Mohammad-Amin résume l’état d’esprit général avec une lucidité sombre. Selon lui, la guerre ne prendra pas fin de sitôt. Aucun des deux camps n’est disposé à un véritable accord. Cette analyse, partagée par beaucoup sur le quai, n’empêche pas le retour en mer. Elle le rend seulement plus lourd de sens.
La mer comme dernier recours
Il y a quelque chose de profondément humain dans ces retours en mer. Malgré les frappes, malgré les disparus, malgré les filets déchirés et les économies épuisées, les pêcheurs choisissent de recommencer. Pas par optimisme. Pas par bravade. Par nécessité pure.
Le détroit d’Ormuz, verrou stratégique et zone de tension permanente, reste leur seul terrain de travail. Ils le connaissent mieux que quiconque. Ils en ont tiré leur subsistance pendant des années. Aujourd’hui, ils y retournent en sachant que la menace n’a pas disparu. Elle s’est seulement mise en retrait, prête à revenir.

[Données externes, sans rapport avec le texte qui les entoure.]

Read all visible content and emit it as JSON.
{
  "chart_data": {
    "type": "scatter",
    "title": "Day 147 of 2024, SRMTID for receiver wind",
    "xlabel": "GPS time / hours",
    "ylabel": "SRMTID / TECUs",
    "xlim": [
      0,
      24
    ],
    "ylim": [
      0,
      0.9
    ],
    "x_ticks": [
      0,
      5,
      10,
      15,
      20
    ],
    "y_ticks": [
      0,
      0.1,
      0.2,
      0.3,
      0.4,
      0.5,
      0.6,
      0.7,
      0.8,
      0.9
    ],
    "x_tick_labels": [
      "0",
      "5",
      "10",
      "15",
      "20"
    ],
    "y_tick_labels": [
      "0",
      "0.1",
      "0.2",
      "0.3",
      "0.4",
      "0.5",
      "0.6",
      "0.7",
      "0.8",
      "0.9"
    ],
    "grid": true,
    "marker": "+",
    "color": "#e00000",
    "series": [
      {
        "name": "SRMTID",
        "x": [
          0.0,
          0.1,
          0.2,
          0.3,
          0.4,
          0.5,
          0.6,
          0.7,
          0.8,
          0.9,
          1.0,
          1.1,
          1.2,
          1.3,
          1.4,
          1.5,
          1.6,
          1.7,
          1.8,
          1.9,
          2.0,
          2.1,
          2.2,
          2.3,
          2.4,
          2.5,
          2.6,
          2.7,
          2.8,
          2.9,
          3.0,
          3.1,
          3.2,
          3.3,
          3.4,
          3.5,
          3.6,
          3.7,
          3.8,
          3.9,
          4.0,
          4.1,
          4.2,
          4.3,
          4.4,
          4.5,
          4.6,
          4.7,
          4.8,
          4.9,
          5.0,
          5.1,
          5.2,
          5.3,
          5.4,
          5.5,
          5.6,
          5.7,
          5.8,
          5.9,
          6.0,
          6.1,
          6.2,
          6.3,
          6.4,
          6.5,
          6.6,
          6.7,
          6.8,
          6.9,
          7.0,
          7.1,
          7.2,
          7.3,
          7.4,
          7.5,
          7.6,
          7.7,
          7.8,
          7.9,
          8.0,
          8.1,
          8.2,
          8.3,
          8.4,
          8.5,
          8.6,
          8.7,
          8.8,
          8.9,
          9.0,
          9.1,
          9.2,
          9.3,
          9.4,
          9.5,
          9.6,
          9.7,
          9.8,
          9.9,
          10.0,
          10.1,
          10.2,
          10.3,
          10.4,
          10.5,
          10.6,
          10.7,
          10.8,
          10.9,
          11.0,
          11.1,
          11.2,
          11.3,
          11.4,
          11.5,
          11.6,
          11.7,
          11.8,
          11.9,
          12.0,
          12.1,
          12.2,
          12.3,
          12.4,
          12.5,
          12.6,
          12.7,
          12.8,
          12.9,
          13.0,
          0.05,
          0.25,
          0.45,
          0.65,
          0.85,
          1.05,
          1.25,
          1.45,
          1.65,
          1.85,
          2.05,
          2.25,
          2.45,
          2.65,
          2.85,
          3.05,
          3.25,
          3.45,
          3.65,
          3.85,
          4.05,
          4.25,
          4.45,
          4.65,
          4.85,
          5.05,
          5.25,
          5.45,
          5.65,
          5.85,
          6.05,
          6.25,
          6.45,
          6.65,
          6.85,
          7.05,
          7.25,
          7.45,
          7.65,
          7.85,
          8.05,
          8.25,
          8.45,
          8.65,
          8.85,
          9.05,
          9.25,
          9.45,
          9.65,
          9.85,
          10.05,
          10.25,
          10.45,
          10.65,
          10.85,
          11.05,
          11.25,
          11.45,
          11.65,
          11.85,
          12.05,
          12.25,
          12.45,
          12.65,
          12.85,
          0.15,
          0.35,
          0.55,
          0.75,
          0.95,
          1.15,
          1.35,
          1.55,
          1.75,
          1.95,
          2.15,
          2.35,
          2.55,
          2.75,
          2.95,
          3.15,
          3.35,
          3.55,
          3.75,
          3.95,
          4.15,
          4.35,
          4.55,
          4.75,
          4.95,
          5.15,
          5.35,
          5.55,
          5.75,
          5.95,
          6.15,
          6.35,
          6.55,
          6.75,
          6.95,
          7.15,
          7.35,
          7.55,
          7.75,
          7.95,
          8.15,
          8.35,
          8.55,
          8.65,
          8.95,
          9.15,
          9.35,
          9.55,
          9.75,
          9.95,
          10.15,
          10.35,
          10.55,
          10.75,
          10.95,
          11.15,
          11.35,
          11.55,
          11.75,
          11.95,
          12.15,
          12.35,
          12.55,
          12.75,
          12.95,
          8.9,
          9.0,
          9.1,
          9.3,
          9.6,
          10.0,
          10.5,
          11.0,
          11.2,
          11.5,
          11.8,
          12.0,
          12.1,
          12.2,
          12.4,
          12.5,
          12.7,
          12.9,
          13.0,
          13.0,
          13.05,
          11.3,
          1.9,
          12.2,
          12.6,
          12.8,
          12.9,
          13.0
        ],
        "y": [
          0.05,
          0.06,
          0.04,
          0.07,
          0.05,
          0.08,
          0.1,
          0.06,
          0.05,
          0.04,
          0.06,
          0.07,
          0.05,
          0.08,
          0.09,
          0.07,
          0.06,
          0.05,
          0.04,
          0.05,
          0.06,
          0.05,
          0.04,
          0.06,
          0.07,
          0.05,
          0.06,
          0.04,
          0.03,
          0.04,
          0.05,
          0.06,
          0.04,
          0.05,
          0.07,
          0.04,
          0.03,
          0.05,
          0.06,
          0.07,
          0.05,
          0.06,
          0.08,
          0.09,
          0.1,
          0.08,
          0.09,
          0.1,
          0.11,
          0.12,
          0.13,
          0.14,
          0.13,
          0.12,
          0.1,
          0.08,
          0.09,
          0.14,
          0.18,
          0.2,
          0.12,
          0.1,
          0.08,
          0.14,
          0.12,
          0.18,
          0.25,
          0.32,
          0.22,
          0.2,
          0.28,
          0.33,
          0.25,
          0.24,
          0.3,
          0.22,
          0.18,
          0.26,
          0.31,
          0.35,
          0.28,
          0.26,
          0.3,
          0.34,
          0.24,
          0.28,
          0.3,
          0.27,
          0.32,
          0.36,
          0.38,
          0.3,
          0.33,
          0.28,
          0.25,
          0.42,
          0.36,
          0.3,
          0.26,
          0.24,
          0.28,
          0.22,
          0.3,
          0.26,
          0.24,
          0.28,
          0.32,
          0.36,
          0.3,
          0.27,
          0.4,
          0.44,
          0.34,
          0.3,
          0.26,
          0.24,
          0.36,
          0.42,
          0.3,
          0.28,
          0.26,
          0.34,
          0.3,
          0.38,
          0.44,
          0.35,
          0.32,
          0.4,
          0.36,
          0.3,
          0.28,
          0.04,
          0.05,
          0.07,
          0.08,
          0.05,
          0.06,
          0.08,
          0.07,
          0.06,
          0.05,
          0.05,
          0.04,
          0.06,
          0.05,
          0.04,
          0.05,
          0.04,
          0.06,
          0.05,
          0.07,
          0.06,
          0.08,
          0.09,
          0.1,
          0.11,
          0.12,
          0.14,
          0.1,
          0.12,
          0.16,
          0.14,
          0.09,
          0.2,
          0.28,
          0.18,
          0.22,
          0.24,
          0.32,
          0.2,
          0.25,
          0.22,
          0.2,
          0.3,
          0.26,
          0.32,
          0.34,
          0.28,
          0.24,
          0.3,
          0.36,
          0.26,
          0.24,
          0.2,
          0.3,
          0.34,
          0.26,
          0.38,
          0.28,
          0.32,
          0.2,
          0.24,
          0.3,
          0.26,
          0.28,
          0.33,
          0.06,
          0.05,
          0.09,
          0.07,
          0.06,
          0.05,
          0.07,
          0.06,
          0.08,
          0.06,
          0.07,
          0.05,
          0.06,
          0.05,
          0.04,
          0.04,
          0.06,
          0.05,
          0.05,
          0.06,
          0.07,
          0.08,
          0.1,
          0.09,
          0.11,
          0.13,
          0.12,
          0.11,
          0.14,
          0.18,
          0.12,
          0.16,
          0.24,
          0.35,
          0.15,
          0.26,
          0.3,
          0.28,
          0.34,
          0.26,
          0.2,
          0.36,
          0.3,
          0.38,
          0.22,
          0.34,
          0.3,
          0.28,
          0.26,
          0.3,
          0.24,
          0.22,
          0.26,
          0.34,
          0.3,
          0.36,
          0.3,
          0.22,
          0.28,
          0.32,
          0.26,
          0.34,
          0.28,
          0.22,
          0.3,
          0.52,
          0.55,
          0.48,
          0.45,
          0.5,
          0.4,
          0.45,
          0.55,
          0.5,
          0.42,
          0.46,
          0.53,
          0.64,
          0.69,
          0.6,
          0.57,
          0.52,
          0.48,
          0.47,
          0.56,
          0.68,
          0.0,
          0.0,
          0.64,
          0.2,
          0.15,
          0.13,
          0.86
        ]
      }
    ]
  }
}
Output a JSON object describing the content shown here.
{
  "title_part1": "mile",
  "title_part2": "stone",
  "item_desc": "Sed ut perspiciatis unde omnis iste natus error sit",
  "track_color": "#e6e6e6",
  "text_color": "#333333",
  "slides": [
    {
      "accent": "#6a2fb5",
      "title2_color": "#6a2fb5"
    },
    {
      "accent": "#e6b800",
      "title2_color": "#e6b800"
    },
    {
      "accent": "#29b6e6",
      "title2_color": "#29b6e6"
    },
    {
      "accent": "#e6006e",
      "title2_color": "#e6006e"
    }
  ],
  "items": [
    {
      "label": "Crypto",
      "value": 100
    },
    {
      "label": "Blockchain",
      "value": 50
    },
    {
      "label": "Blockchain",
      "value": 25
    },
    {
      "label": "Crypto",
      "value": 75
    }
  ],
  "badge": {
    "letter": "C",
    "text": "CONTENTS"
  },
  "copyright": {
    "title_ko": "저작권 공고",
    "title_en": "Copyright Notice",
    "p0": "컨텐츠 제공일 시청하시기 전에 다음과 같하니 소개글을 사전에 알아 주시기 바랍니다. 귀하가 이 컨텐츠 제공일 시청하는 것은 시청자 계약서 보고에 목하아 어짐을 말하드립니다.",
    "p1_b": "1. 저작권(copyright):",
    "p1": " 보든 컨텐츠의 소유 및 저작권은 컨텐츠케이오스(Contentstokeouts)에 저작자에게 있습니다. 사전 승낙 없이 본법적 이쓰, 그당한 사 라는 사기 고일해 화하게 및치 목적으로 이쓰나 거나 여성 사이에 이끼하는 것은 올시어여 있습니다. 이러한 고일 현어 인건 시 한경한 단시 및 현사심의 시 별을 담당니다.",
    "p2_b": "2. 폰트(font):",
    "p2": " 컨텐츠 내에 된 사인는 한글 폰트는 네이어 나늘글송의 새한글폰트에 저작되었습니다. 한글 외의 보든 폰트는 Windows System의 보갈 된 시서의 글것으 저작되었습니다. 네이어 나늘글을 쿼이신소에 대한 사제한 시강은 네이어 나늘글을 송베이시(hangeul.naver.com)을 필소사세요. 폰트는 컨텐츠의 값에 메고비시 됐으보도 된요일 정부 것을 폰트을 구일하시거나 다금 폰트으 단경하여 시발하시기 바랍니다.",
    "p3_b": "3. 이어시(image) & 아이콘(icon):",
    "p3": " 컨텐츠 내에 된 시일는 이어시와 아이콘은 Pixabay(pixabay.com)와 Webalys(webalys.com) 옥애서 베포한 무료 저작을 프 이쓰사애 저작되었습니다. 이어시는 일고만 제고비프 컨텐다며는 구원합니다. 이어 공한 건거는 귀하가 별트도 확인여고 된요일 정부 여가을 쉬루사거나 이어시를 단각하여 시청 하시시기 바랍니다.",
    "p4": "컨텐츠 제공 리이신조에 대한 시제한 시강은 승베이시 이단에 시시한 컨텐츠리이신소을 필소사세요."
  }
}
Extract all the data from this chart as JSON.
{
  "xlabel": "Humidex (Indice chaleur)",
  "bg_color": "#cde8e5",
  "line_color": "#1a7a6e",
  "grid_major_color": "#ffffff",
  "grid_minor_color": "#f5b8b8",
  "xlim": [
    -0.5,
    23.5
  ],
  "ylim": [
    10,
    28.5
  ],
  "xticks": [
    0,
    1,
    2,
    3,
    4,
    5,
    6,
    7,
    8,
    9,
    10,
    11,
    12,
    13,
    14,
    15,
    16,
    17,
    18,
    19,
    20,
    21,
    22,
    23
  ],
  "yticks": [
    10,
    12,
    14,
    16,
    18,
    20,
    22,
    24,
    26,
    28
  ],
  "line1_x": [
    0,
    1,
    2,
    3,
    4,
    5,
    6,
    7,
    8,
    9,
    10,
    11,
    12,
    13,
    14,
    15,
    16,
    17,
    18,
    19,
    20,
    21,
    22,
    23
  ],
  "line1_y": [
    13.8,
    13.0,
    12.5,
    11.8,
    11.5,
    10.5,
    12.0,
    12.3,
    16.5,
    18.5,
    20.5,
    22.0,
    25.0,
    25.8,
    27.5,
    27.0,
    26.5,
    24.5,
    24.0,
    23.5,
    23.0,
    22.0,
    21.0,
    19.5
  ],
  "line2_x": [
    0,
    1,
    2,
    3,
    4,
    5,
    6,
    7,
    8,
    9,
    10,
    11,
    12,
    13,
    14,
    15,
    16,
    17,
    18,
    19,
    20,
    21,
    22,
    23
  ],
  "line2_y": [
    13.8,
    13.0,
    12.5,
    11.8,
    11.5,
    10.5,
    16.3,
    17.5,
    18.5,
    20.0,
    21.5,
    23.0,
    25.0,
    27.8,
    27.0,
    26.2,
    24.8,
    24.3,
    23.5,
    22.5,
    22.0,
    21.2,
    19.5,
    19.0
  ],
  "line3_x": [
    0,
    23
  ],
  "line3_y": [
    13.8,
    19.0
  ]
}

Sur le front de mer de Bandar Abbas, les gestes reprennent. On répare les filets. On vérifie les moteurs. On fixe les regards sur l’horizon. Chaque départ est un acte de foi fragile. Chaque retour, une petite victoire contre l’incertitude.
« Nous n’avons pas le choix, nous devons retourner en mer. Si nous ne travaillons pas, comment gagnerons-nous de l’argent ? »
Ce que révèle le retour des pêcheurs
Le retour progressif des embarcations dans le détroit d’Ormuz dit quelque chose d’essentiel sur la nature des conflits modernes. Derrière les grands récits géopolitiques, il y a toujours des vies ordinaires qui tentent de survivre. Des hommes qui réparent des filets pendant que les puissances discutent de contrôle stratégique. Des enfants qui attendent un père pendant que les négociations piétinent.
Ces pêcheurs ne demandent pas la paix comme un idéal abstrait. Ils la demandent comme une condition de survie. Leur espoir, formulé par Bagher Abbaszadeh, est simple et profond : que le dénouement final soit dans l’intérêt des gens ordinaires. Pas des stratégies. Pas des alliances. Des familles qui ont besoin de manger.
En attendant, ils continuent. Chaque jour un peu plus loin. Chaque filet un peu plus usé. Chaque regard un peu plus lourd de l’incertitude qui plane sur le détroit. La mer a repris ses droits. Mais la guerre, elle, n’a jamais vraiment quitté l’horizon.
À Bandar Abbas, le soleil se couche sur des bateaux qui se préparent déjà pour le lendemain. Les filets sont repliés. Les moteurs vérifiés. Les enfants, quelque part dans la ville, attendent. Et sur le quai, dans le silence relatif de la nuit, la question reste suspendue : jusqu’à quand cette accalmie tiendra-t-elle ?
Personne ici n’a de réponse. Mais tous savent une chose : demain, ils repartiront. Parce qu’ils n’ont pas le choix. Parce que la mer, même menaçante, reste leur seule chance. Et parce que, dans un conflit qui refuse de s’éteindre, la survie des gens ordinaires passe encore et toujours par le retour en mer.